What can we do about it? One chapter in the book is dedicated to creating better estimates. The problem with our estimating today is that we treat every project as unique. We then estimate each bit, and our usual how-hard-can-it-be optimism leads to the underestimation so common in IT. Flyvbjerg argues that we should start by identifying the class of projects this new project belongs to. The average for this class of projects is then the starting point for our estimate, adjusted up or down.

For example, you estimate an ERP project by looking at other ERP projects. If the cost in your industry is $20 million on average, that is your initial value. Then adjust up or down depending on whether your project is smaller or larger – or more straightforward or more complex – than the members of the reference class.

Bring this book with you to the beach this summer so that you can help our industry move forward when you return from vacation. IT projects exceed their budgets by an average of 73%. We can do better.

Did You Hear the One About the Gullible Lawyer?

You need the best arguments to win a discussion, get a project approved, or win a court case. But, if you are short of preparation time, you might take a shortcut like the New York Lawyer who asked ChatGPT for help.

Ever willing to help, ChatGPT offered six cases supporting the lawyer’s argument. Unfortunately, they were entirely made up. That might work if you write a marketing blog post, but it does not hold up in court. The gullible lawyer claims he did not know that ChatGPT might be hallucinating but is, of course, facing sanctions for lying to the court.

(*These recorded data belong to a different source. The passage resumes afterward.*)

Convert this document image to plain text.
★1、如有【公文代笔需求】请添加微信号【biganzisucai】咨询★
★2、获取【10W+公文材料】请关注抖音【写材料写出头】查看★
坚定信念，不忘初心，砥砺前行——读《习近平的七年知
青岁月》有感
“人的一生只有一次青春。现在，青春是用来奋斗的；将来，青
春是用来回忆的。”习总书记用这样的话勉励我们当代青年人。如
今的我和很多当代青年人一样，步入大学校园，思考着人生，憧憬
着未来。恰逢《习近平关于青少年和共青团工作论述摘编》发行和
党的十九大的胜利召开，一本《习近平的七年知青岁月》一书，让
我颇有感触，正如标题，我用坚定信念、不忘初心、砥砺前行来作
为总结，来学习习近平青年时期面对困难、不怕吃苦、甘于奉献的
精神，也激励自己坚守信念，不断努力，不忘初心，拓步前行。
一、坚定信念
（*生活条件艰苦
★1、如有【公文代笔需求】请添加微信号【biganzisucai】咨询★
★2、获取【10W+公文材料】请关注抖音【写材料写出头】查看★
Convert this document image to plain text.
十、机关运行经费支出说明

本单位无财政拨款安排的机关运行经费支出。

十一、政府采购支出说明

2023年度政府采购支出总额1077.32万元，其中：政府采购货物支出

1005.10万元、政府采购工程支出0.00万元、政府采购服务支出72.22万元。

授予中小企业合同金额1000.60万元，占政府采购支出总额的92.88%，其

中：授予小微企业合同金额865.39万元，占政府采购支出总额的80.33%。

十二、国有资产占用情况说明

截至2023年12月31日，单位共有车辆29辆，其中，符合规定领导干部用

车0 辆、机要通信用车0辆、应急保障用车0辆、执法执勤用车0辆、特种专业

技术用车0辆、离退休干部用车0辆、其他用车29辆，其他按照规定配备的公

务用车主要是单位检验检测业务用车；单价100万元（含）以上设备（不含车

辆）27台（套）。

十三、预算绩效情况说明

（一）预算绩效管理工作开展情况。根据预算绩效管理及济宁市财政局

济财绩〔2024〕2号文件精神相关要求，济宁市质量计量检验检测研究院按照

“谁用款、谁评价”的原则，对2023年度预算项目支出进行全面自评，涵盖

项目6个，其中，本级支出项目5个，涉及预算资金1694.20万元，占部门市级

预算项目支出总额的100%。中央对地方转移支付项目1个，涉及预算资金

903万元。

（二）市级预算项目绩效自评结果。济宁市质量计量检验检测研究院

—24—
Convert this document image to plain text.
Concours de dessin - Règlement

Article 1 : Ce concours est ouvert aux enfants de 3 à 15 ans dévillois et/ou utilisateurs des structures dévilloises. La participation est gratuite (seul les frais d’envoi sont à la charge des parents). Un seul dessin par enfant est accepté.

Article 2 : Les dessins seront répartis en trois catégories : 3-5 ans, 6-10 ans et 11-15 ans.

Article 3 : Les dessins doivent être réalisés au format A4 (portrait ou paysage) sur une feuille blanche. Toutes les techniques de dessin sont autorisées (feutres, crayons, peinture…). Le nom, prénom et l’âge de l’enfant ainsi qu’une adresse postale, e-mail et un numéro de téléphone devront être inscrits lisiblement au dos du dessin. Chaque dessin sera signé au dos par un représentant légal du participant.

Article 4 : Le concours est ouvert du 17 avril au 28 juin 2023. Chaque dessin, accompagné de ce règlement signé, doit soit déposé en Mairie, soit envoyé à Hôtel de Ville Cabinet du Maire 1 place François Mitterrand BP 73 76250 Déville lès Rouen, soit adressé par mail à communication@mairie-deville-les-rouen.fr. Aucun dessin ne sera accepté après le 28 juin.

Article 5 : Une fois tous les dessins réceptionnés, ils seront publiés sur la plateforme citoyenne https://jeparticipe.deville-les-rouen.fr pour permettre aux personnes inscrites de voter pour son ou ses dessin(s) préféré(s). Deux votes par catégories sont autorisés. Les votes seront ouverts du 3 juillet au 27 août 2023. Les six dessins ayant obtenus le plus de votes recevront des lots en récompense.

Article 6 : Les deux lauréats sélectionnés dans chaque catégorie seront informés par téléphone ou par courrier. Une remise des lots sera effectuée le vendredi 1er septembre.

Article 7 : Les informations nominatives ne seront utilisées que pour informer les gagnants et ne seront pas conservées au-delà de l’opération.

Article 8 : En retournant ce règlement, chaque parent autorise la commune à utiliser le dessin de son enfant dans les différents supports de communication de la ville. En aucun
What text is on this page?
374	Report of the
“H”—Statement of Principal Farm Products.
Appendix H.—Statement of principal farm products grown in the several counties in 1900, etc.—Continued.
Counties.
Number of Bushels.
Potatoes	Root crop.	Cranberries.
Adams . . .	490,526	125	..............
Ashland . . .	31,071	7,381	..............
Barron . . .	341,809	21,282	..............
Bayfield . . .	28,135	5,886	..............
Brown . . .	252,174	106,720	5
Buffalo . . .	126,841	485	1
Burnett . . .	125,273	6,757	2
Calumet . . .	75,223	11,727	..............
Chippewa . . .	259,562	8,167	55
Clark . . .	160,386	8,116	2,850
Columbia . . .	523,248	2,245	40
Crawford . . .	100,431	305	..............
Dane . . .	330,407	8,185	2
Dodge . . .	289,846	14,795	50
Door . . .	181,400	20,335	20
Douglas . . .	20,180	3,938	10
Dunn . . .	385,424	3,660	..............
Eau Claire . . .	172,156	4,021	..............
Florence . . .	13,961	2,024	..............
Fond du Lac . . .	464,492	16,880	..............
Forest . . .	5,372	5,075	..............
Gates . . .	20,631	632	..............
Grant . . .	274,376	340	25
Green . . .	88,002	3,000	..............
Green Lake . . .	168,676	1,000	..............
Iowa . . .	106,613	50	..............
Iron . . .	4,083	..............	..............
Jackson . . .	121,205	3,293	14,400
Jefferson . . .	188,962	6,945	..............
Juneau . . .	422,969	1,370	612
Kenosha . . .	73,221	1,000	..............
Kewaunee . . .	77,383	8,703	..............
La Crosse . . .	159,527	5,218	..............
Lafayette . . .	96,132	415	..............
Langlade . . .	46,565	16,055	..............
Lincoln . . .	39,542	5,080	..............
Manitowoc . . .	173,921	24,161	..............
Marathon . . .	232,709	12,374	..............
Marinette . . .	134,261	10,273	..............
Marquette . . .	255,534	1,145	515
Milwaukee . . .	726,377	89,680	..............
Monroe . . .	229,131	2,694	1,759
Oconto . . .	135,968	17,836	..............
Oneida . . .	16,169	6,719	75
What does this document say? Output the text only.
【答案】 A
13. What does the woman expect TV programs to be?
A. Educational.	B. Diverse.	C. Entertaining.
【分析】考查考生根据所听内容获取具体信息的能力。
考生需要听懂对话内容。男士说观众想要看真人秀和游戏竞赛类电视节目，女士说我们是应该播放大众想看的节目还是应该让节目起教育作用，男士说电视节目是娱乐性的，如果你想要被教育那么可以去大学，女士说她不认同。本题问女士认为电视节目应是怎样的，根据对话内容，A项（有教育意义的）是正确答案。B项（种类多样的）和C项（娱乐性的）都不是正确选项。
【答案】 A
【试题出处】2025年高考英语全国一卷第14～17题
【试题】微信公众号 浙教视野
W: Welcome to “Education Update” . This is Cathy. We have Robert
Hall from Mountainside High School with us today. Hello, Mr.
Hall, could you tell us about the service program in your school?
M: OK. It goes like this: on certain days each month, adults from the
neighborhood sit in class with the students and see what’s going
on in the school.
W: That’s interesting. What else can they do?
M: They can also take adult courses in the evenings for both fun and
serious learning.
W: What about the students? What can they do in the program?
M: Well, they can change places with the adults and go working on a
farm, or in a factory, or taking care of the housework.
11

IT professionals know that ChatGPT cannot be trusted to answer truthfully. It is not much of a problem for a programmer because the compiler or the unit tests will catch defective answers. But the rest of the world doesn’t know.

Now is the time to remind everyone in the organization of your company policy on using ChatGPT and its ilk (you do have such a policy, right?). Tell the story of the gullible New York lawyer to make the point clear.